Mr. Harkin’s Navy record shows his only decoration is the National Defense Service Medal, awarded to everyone on active service during those years. He did not receive either the Vietnam Service medal or the Vietnam Campaign medal, the decorations given to everyone who served in the Southeast Asia theater. “We didn’t get them for what we did,” Mr. Harkin says. “It’s never bothered me.”
http://www.opinionjournal.com/editorial/feature.html?id=110005496
It turned out Mr. Harkin had not seen combat and was stationed in Japan. What’s more, Mr. Cheney isn’t the first Vice President to fall victim to Mr. Harkin’s acid tongue. In an editorial in 1988, we quoted “Senator Tom Harkin who served in Vietnam” (we thought at the time) saying of his Senate colleague Dan Quayle, who did not serve in Vietnam: “It’s so ironic; they get in Congress or the government and become big hawks. Don’t they have any shame at all?”
Do you think the average joe really recognizes that “vietnam ERA vet” is a different label than “vietnam vet”?
I don’t.
I think the average joe would only go so far as to differentiate between a “vet” and a “combat vet”.
“...well no, I’m not a COMBAT vet, but I’m still a vietnam veteran”
What a POS . . if I was his opponent I would hammer the crap out of the SOB
I volunteered to go. I was doing no good in college and had no idea what I wanted to do and Uncle Sam was paying for a trip to an exotic place. The army wouldn’t take me because I didn’t weigh enough so I ate a LOT for a month and went AF.I’ve been back several times and will go back at least once more, maybe to stay, if we get Obamacare.

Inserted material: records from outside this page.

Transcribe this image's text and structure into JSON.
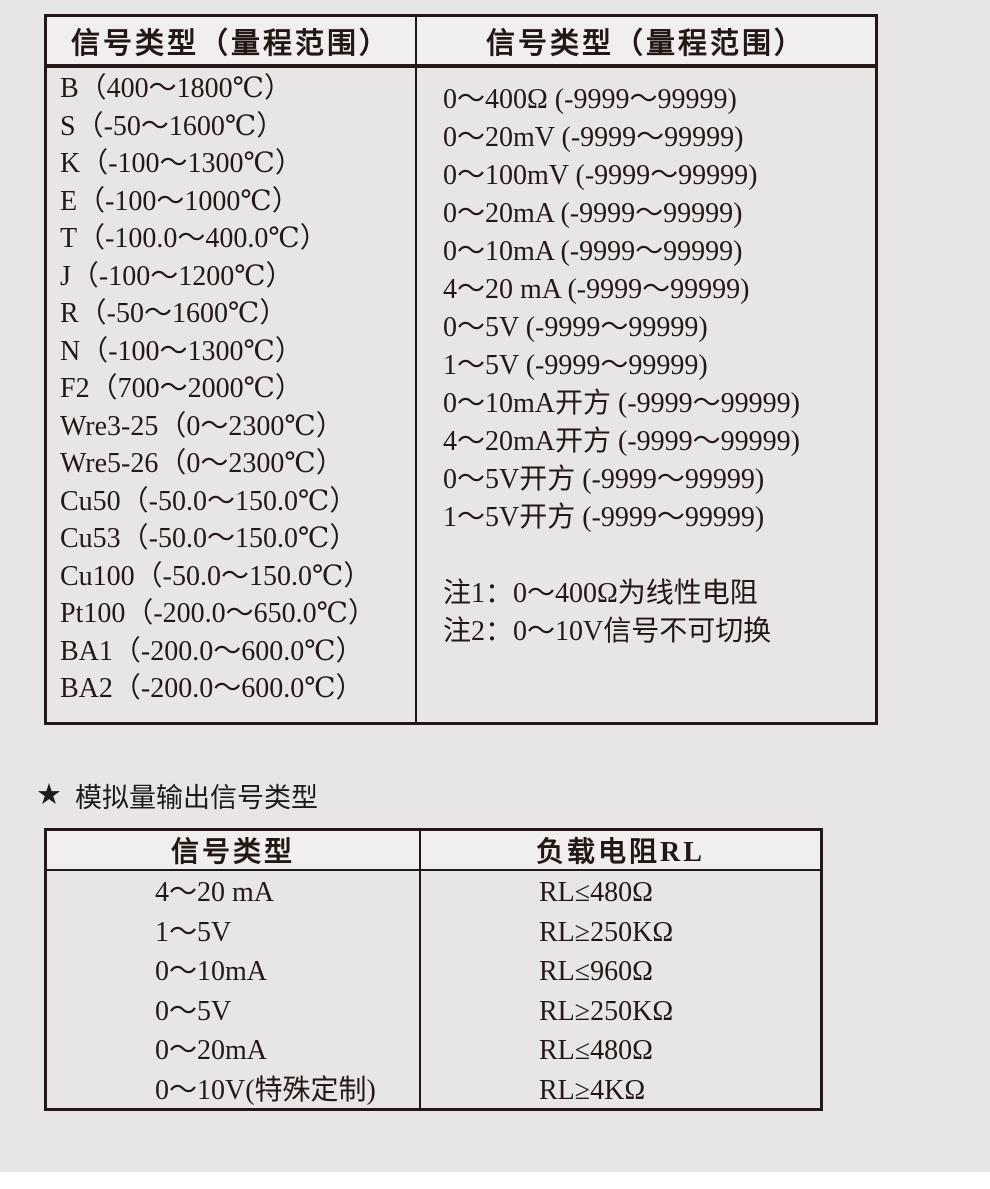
{
  "colors": {
    "page_bg": "#e7e6e5",
    "header_bg": "#f0efee",
    "border": "#231815",
    "text": "#231815"
  },
  "table1": {
    "header_left": "信号类型（量程范围）",
    "header_right": "信号类型（量程范围）",
    "left_rows": [
      "B（400～1800℃）",
      "S（-50～1600℃）",
      "K（-100～1300℃）",
      "E（-100～1000℃）",
      "T（-100.0～400.0℃）",
      "J（-100～1200℃）",
      "R（-50～1600℃）",
      "N（-100～1300℃）",
      "F2（700～2000℃）",
      "Wre3-25（0～2300℃）",
      "Wre5-26（0～2300℃）",
      "Cu50（-50.0～150.0℃）",
      "Cu53（-50.0～150.0℃）",
      "Cu100（-50.0～150.0℃）",
      "Pt100（-200.0～650.0℃）",
      "BA1（-200.0～600.0℃）",
      "BA2（-200.0～600.0℃）"
    ],
    "right_rows": [
      "0～400Ω (-9999～99999)",
      "0～20mV (-9999～99999)",
      "0～100mV (-9999～99999)",
      "0～20mA (-9999～99999)",
      "0～10mA (-9999～99999)",
      "4～20 mA (-9999～99999)",
      "0～5V (-9999～99999)",
      "1～5V (-9999～99999)",
      "0～10mA开方 (-9999～99999)",
      "4～20mA开方 (-9999～99999)",
      "0～5V开方 (-9999～99999)",
      "1～5V开方 (-9999～99999)"
    ],
    "notes": [
      "注1：0～400Ω为线性电阻",
      "注2：0～10V信号不可切换"
    ]
  },
  "star_heading": {
    "star": "★",
    "text": "模拟量输出信号类型"
  },
  "table2": {
    "header_signal": "信号类型",
    "header_load": "负载电阻RL",
    "rows": [
      {
        "signal": "4～20 mA",
        "load": "RL≤480Ω"
      },
      {
        "signal": "1～5V",
        "load": "RL≥250KΩ"
      },
      {
        "signal": "0～10mA",
        "load": "RL≤960Ω"
      },
      {
        "signal": "0～5V",
        "load": "RL≥250KΩ"
      },
      {
        "signal": "0～20mA",
        "load": "RL≤480Ω"
      },
      {
        "signal": "0～10V(特殊定制)",
        "load": "RL≥4KΩ"
      }
    ]
  }
}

Sorry. That was Mark Moyar’s Triumph Forsaken. (Pulitzer nominated). See his website at www.triumphforsaken.com
btt
My own feeling is that in some way the Vietam war much exhausted the expansionist zeal of Communism, after paying such a large price for what they gained, while becoming more well-known for its repression, and need to gain allegiance by force. Had they taken Vietnam quickly i think it would have been encouraged expanded much more.
Meanwhile, the ideological revolution of rebellion against moral authority (with relative little valid quest for a better reality, but which instead sought fantasy thru drugs) which sympathized with Communism, and helped them win over S. Vietnam, also enabled a ideological Communist victory in the US.

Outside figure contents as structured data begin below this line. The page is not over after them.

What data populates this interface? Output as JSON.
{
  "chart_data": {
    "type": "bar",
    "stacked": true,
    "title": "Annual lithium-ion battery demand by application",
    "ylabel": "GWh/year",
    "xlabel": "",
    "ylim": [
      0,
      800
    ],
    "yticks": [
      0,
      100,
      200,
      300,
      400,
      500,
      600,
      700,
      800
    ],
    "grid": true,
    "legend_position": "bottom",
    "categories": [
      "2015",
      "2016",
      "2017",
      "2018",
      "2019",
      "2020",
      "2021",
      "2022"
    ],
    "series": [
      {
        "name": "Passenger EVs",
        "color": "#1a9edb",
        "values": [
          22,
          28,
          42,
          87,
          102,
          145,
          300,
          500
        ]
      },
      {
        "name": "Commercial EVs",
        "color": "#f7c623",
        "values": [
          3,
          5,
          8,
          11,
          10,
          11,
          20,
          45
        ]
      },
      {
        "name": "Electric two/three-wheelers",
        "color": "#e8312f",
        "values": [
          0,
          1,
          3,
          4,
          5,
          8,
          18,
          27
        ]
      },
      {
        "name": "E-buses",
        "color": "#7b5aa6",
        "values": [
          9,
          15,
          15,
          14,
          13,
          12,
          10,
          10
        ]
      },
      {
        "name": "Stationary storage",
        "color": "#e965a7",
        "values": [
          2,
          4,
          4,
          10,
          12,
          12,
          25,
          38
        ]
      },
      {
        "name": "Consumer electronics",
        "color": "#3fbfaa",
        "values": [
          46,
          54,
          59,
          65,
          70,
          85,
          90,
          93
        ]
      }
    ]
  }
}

This Viet Nam vet believes that we did lose the war,not because of the military,but because our communist-accomadating politicians betrayed us. They wouldn’t let us win. Look at the result: South Viet Nam went communist. This could have been prevented.
I already knew this. But I am not very good at conveying it to the folks on this thread.

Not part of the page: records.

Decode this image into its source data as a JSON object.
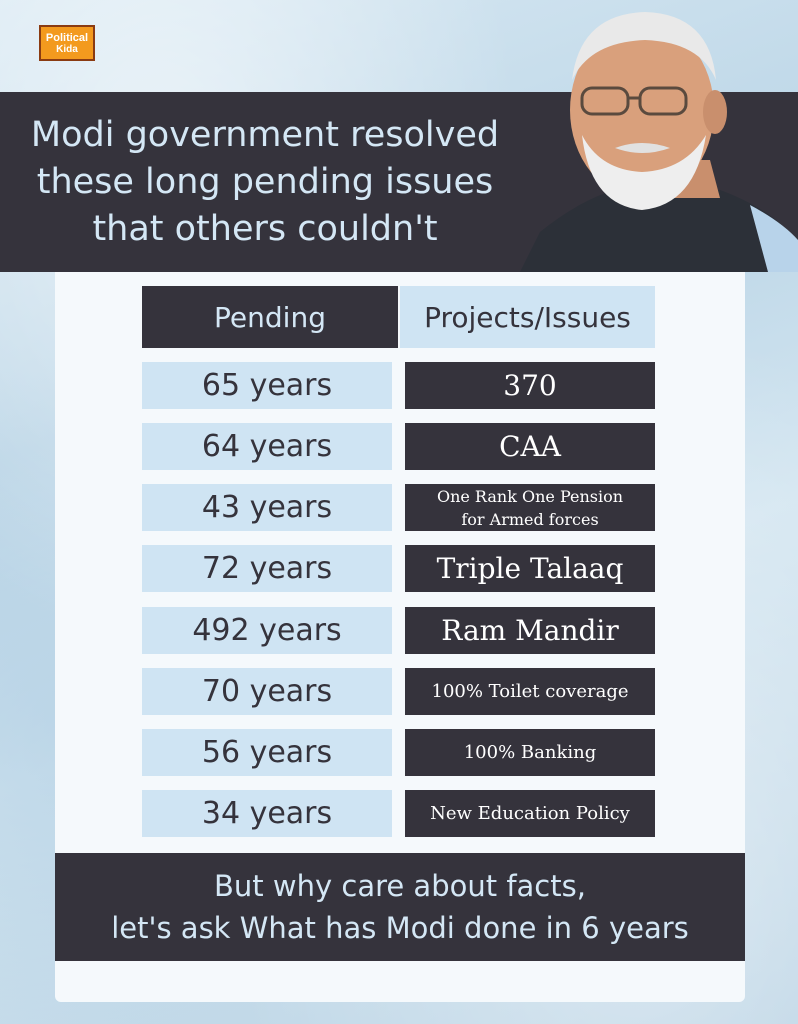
{
  "logo": {
    "line1": "Political",
    "line2": "Kida"
  },
  "headline": {
    "line1": "Modi government resolved",
    "line2": "these long pending issues",
    "line3": "that others couldn't"
  },
  "table": {
    "headers": {
      "pending": "Pending",
      "projects": "Projects/Issues"
    },
    "rows": [
      {
        "years": "65 years",
        "issue": "370"
      },
      {
        "years": "64 years",
        "issue": "CAA"
      },
      {
        "years": "43 years",
        "issue_line1": "One Rank One Pension",
        "issue_line2": "for Armed forces"
      },
      {
        "years": "72 years",
        "issue": "Triple Talaaq"
      },
      {
        "years": "492 years",
        "issue": "Ram Mandir"
      },
      {
        "years": "70 years",
        "issue": "100% Toilet coverage"
      },
      {
        "years": "56 years",
        "issue": "100% Banking"
      },
      {
        "years": "34 years",
        "issue": "New Education Policy"
      }
    ]
  },
  "footer": {
    "line1": "But why care about facts,",
    "line2": "let's ask What has Modi done in 6 years"
  }
}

I’m really really glad you posted it.
As it was explained to me, all are considered “vets” of some fashion because there were so many that were called up and pulled into the war theater. national guard units, reservists, and other soldiers all over the globe could’ve been shipped off to war at any moment. Lots of them were.
I can’t remember the official terminology, but there is also a distinction made between those that only served in the continental US and those that served outside the continental US...alaska and hawaii are included as “overseas”.
A soldier that spent his entire enlistment term in alaska and/or hawaii is considered a veteran of a foreign war if he was there during the “vietnam war era”.